Los modelos seleccionados son el FQ-42A de General Atomics y el FQ-44A Fury de Anduril, dos sistemas que competirán en una primera fase de producción de baja cadencia. La decisión marca la transición del concepto y la fase de prototipos a una producción inicial, acelerando la guerra aérea del futuro con sistemas no tripulados diseñados para acompañar a cazas tripulados como el F-35 Lightning II y el F-15EX Eagle II.

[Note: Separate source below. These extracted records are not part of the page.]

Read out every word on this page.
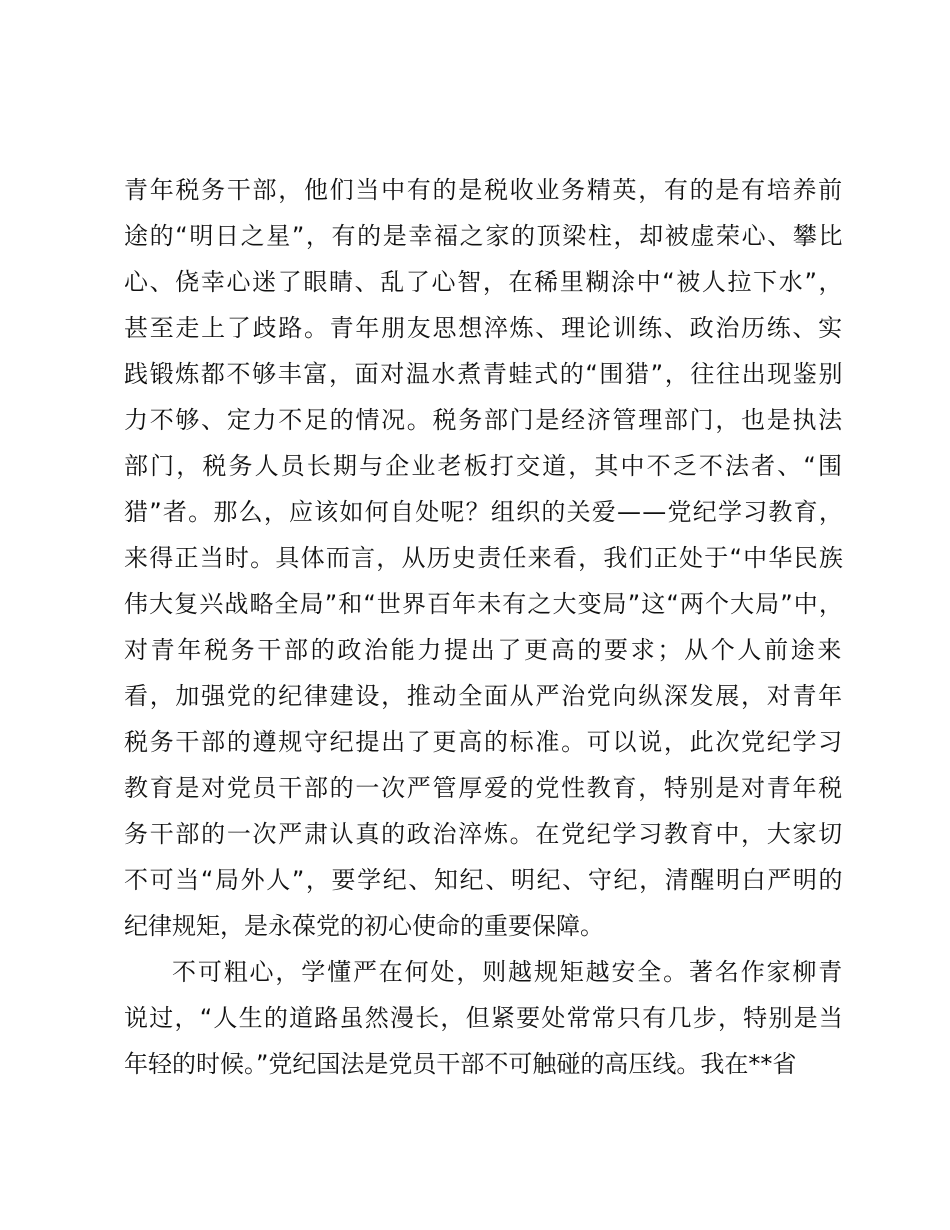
青年税务干部，他们当中有的是税收业务精英，有的是有培养前
途的“明日之星”，有的是幸福之家的顶梁柱，却被虚荣心、攀比
心、侥幸心迷了眼睛、乱了心智，在稀里糊涂中“被人拉下水”，
甚至走上了歧路。青年朋友思想淬炼、理论训练、政治历练、实
践锻炼都不够丰富，面对温水煮青蛙式的“围猎”，往往出现鉴别
力不够、定力不足的情况。税务部门是经济管理部门，也是执法
部门，税务人员长期与企业老板打交道，其中不乏不法者、“围
猎”者。那么，应该如何自处呢？组织的关爱——党纪学习教育，
来得正当时。具体而言，从历史责任来看，我们正处于“中华民族
伟大复兴战略全局”和“世界百年未有之大变局”这“两个大局”中，
对青年税务干部的政治能力提出了更高的要求；从个人前途来
看，加强党的纪律建设，推动全面从严治党向纵深发展，对青年
税务干部的遵规守纪提出了更高的标准。可以说，此次党纪学习
教育是对党员干部的一次严管厚爱的党性教育，特别是对青年税
务干部的一次严肃认真的政治淬炼。在党纪学习教育中，大家切
不可当“局外人”，要学纪、知纪、明纪、守纪，清醒明白严明的
纪律规矩，是永葆党的初心使命的重要保障。
不可粗心，学懂严在何处，则越规矩越安全。著名作家柳青
说过，“人生的道路虽然漫长，但紧要处常常只有几步，特别是当
年轻的时候。”党纪国法是党员干部不可触碰的高压线。我在**省
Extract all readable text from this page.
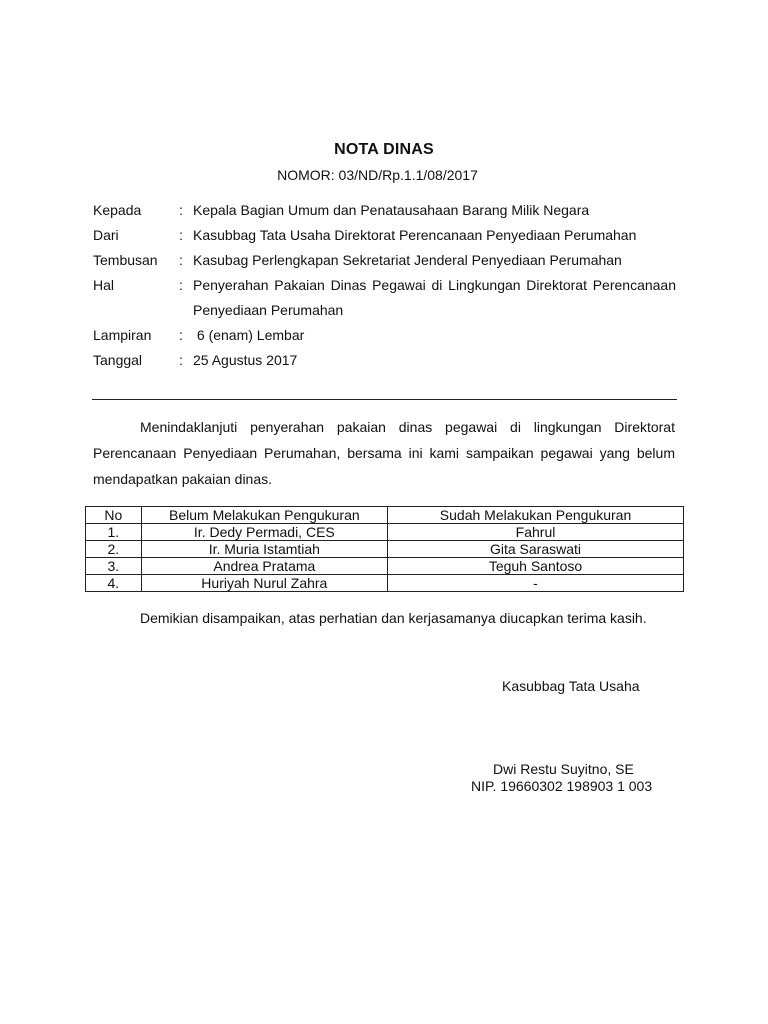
NOTA DINAS
NOMOR: 03/ND/Rp.1.1/08/2017
Kepada	: Kepala Bagian Umum dan Penatausahaan Barang Milik Negara
Dari	: Kasubbag Tata Usaha Direktorat Perencanaan Penyediaan Perumahan
Tembusan	: Kasubag Perlengkapan Sekretariat Jenderal Penyediaan Perumahan
Hal	: Penyerahan Pakaian Dinas Pegawai di Lingkungan Direktorat Perencanaan Penyediaan Perumahan
Lampiran	: 6 (enam) Lembar
Tanggal	: 25 Agustus 2017
Menindaklanjuti penyerahan pakaian dinas pegawai di lingkungan Direktorat Perencanaan Penyediaan Perumahan, bersama ini kami sampaikan pegawai yang belum mendapatkan pakaian dinas.
No	Belum Melakukan Pengukuran	Sudah Melakukan Pengukuran
1.	Ir. Dedy Permadi, CES	Fahrul
2.	Ir. Muria Istamtiah	Gita Saraswati
3.	Andrea Pratama	Teguh Santoso
4.	Huriyah Nurul Zahra	-
Demikian disampaikan, atas perhatian dan kerjasamanya diucapkan terima kasih.
Kasubbag Tata Usaha
Dwi Restu Suyitno, SE
NIP. 19660302 198903 1 003
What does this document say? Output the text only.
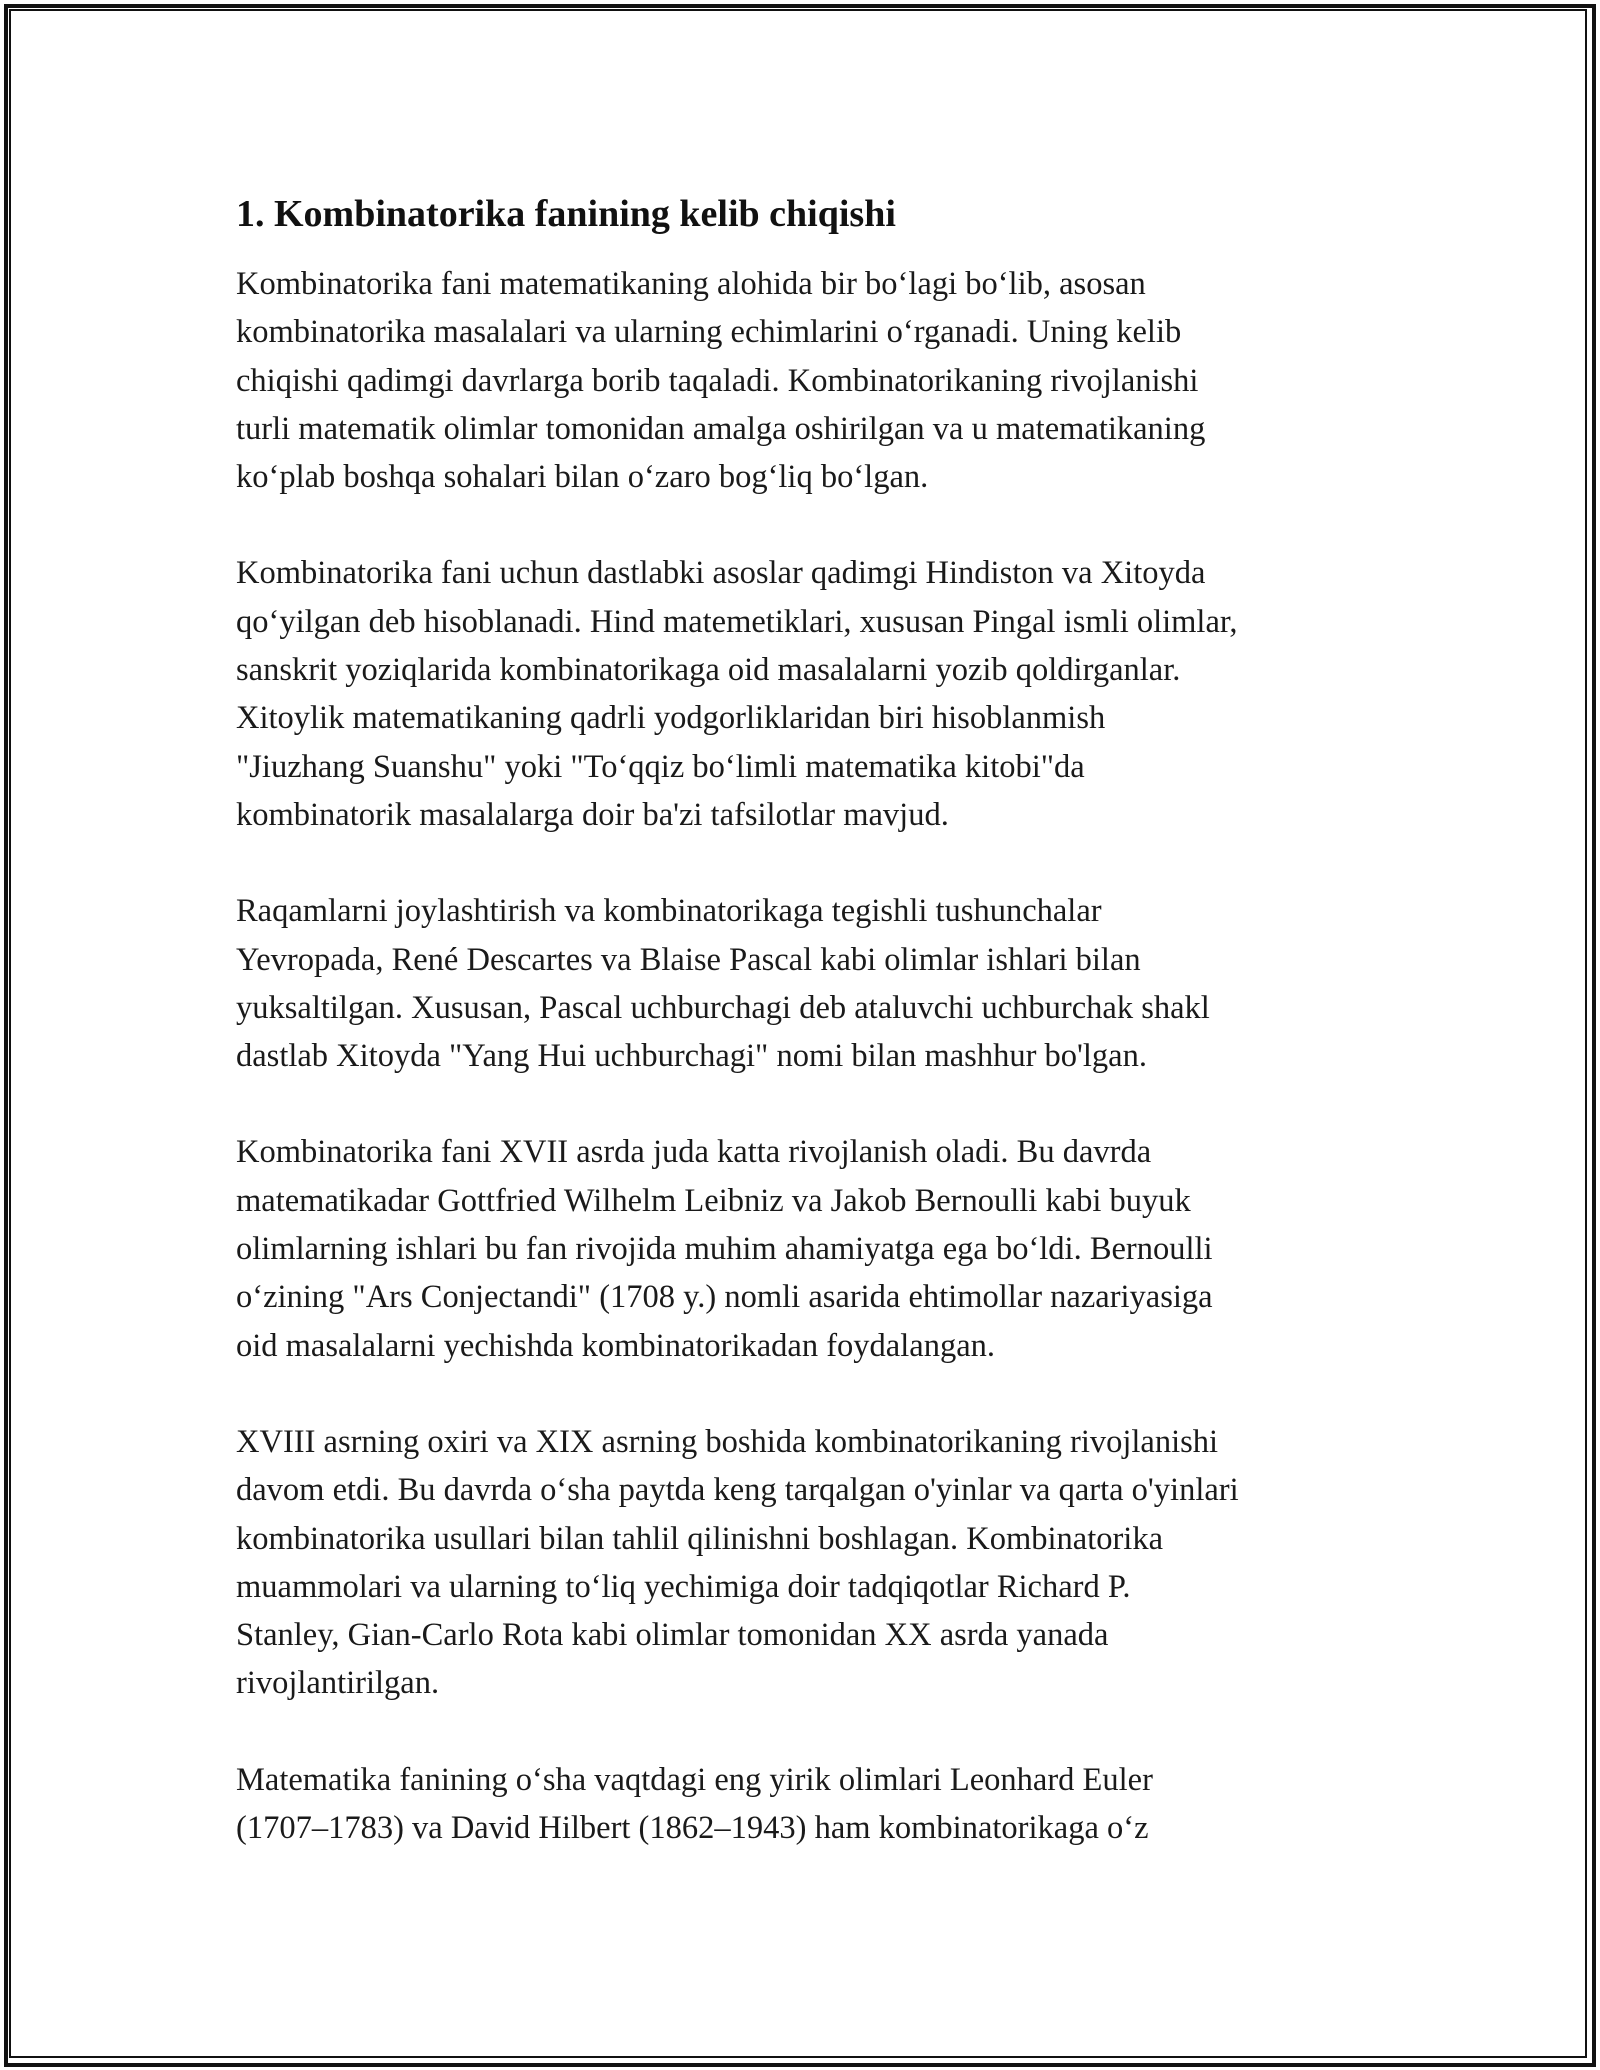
1. Kombinatorika fanining kelib chiqishi

Kombinatorika fani matematikaning alohida bir bo‘lagi bo‘lib, asosan
kombinatorika masalalari va ularning echimlarini o‘rganadi. Uning kelib
chiqishi qadimgi davrlarga borib taqaladi. Kombinatorikaning rivojlanishi
turli matematik olimlar tomonidan amalga oshirilgan va u matematikaning
ko‘plab boshqa sohalari bilan o‘zaro bog‘liq bo‘lgan.

Kombinatorika fani uchun dastlabki asoslar qadimgi Hindiston va Xitoyda
qo‘yilgan deb hisoblanadi. Hind matemetiklari, xususan Pingal ismli olimlar,
sanskrit yoziqlarida kombinatorikaga oid masalalarni yozib qoldirganlar.
Xitoylik matematikaning qadrli yodgorliklaridan biri hisoblanmish
"Jiuzhang Suanshu" yoki "To‘qqiz bo‘limli matematika kitobi"da
kombinatorik masalalarga doir ba'zi tafsilotlar mavjud.

Raqamlarni joylashtirish va kombinatorikaga tegishli tushunchalar
Yevropada, René Descartes va Blaise Pascal kabi olimlar ishlari bilan
yuksaltilgan. Xususan, Pascal uchburchagi deb ataluvchi uchburchak shakl
dastlab Xitoyda "Yang Hui uchburchagi" nomi bilan mashhur bo'lgan.

Kombinatorika fani XVII asrda juda katta rivojlanish oladi. Bu davrda
matematikadar Gottfried Wilhelm Leibniz va Jakob Bernoulli kabi buyuk
olimlarning ishlari bu fan rivojida muhim ahamiyatga ega bo‘ldi. Bernoulli
o‘zining "Ars Conjectandi" (1708 y.) nomli asarida ehtimollar nazariyasiga
oid masalalarni yechishda kombinatorikadan foydalangan.

XVIII asrning oxiri va XIX asrning boshida kombinatorikaning rivojlanishi
davom etdi. Bu davrda o‘sha paytda keng tarqalgan o'yinlar va qarta o'yinlari
kombinatorika usullari bilan tahlil qilinishni boshlagan. Kombinatorika
muammolari va ularning to‘liq yechimiga doir tadqiqotlar Richard P.
Stanley, Gian-Carlo Rota kabi olimlar tomonidan XX asrda yanada
rivojlantirilgan.

Matematika fanining o‘sha vaqtdagi eng yirik olimlari Leonhard Euler
(1707–1783) va David Hilbert (1862–1943) ham kombinatorikaga o‘z
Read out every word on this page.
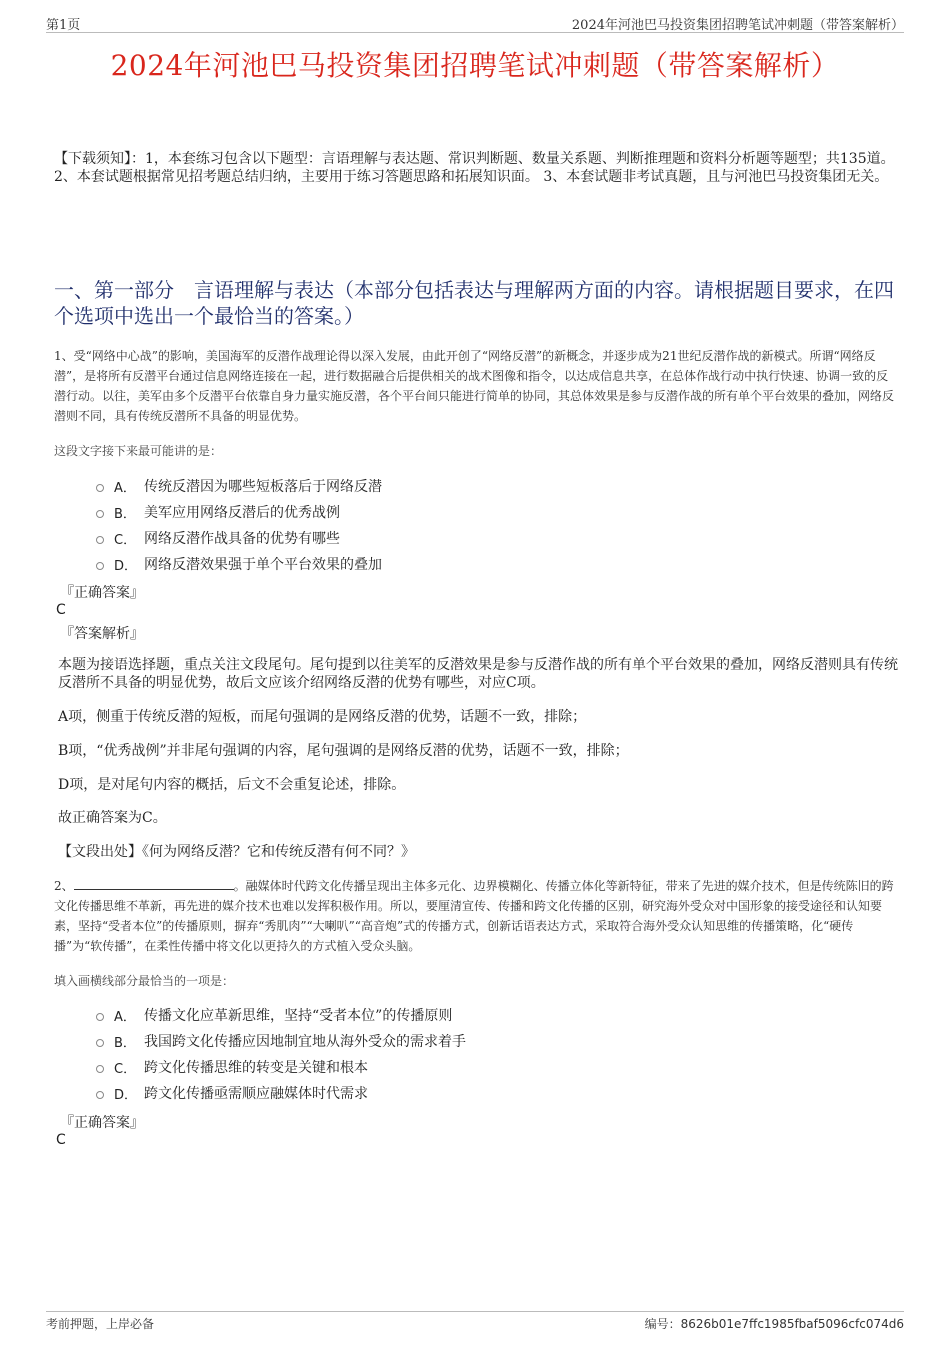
第1页	2024年河池巴马投资集团招聘笔试冲刺题（带答案解析）
2024年河池巴马投资集团招聘笔试冲刺题（带答案解析）
【下载须知】：1，本套练习包含以下题型：言语理解与表达题、常识判断题、数量关系题、判断推理题和资料分析题等题型；共135道。 2、本套试题根据常见招考题总结归纳，主要用于练习答题思路和拓展知识面。 3、本套试题非考试真题，且与河池巴马投资集团无关。
一、第一部分　言语理解与表达（本部分包括表达与理解两方面的内容。请根据题目要求，在四个选项中选出一个最恰当的答案。）
1、受“网络中心战”的影响，美国海军的反潜作战理论得以深入发展，由此开创了“网络反潜”的新概念，并逐步成为21世纪反潜作战的新模式。所谓“网络反潜”，是将所有反潜平台通过信息网络连接在一起，进行数据融合后提供相关的战术图像和指令，以达成信息共享，在总体作战行动中执行快速、协调一致的反潜行动。以往，美军由多个反潜平台依靠自身力量实施反潜，各个平台间只能进行简单的协同，其总体效果是参与反潜作战的所有单个平台效果的叠加，网络反潜则不同，具有传统反潜所不具备的明显优势。
这段文字接下来最可能讲的是：
A． 传统反潜因为哪些短板落后于网络反潜
B． 美军应用网络反潜后的优秀战例
C． 网络反潜作战具备的优势有哪些
D． 网络反潜效果强于单个平台效果的叠加
『正确答案』
C
『答案解析』
本题为接语选择题，重点关注文段尾句。尾句提到以往美军的反潜效果是参与反潜作战的所有单个平台效果的叠加，网络反潜则具有传统反潜所不具备的明显优势，故后文应该介绍网络反潜的优势有哪些，对应C项。
A项，侧重于传统反潜的短板，而尾句强调的是网络反潜的优势，话题不一致，排除；
B项，“优秀战例”并非尾句强调的内容，尾句强调的是网络反潜的优势，话题不一致，排除；
D项，是对尾句内容的概括，后文不会重复论述，排除。
故正确答案为C。
【文段出处】《何为网络反潜？它和传统反潜有何不同？》
2、	。融媒体时代跨文化传播呈现出主体多元化、边界模糊化、传播立体化等新特征，带来了先进的媒介技术，但是传统陈旧的跨文化传播思维不革新，再先进的媒介技术也难以发挥积极作用。所以，要厘清宣传、传播和跨文化传播的区别，研究海外受众对中国形象的接受途径和认知要素，坚持“受者本位”的传播原则，摒弃“秀肌肉”“大喇叭”“高音炮”式的传播方式，创新话语表达方式，采取符合海外受众认知思维的传播策略，化“硬传播”为“软传播”，在柔性传播中将文化以更持久的方式植入受众头脑。
填入画横线部分最恰当的一项是：
A． 传播文化应革新思维，坚持“受者本位”的传播原则
B． 我国跨文化传播应因地制宜地从海外受众的需求着手
C． 跨文化传播思维的转变是关键和根本
D． 跨文化传播亟需顺应融媒体时代需求
『正确答案』
C
考前押题，上岸必备	编号：8626b01e7ffc1985fbaf5096cfc074d6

El programa CCA busca dotar a la USAF de una flota de drones de combate colaborativo capaces de realizar misiones de reconocimiento, guerra electrónica y ataque, reduciendo el riesgo para los pilotos humanos. La elección de dos empresas consolidadas en el sector de los vehículos aéreos no tripulados refleja la apuesta del Pentágono por la autonomía y la inteligencia artificial aplicadas al combate aéreo.
Anduril, fundada por el tecnólogo Palmer Luckey, ha irrumpido con fuerza en el sector de defensa con sistemas como el dron de vigilancia Ghost y el interceptador autónomo Roadrunner. General Atomics, por su parte, es el fabricante del conocido dron MQ-9 Reaper, con décadas de experiencia en sistemas no tripulados.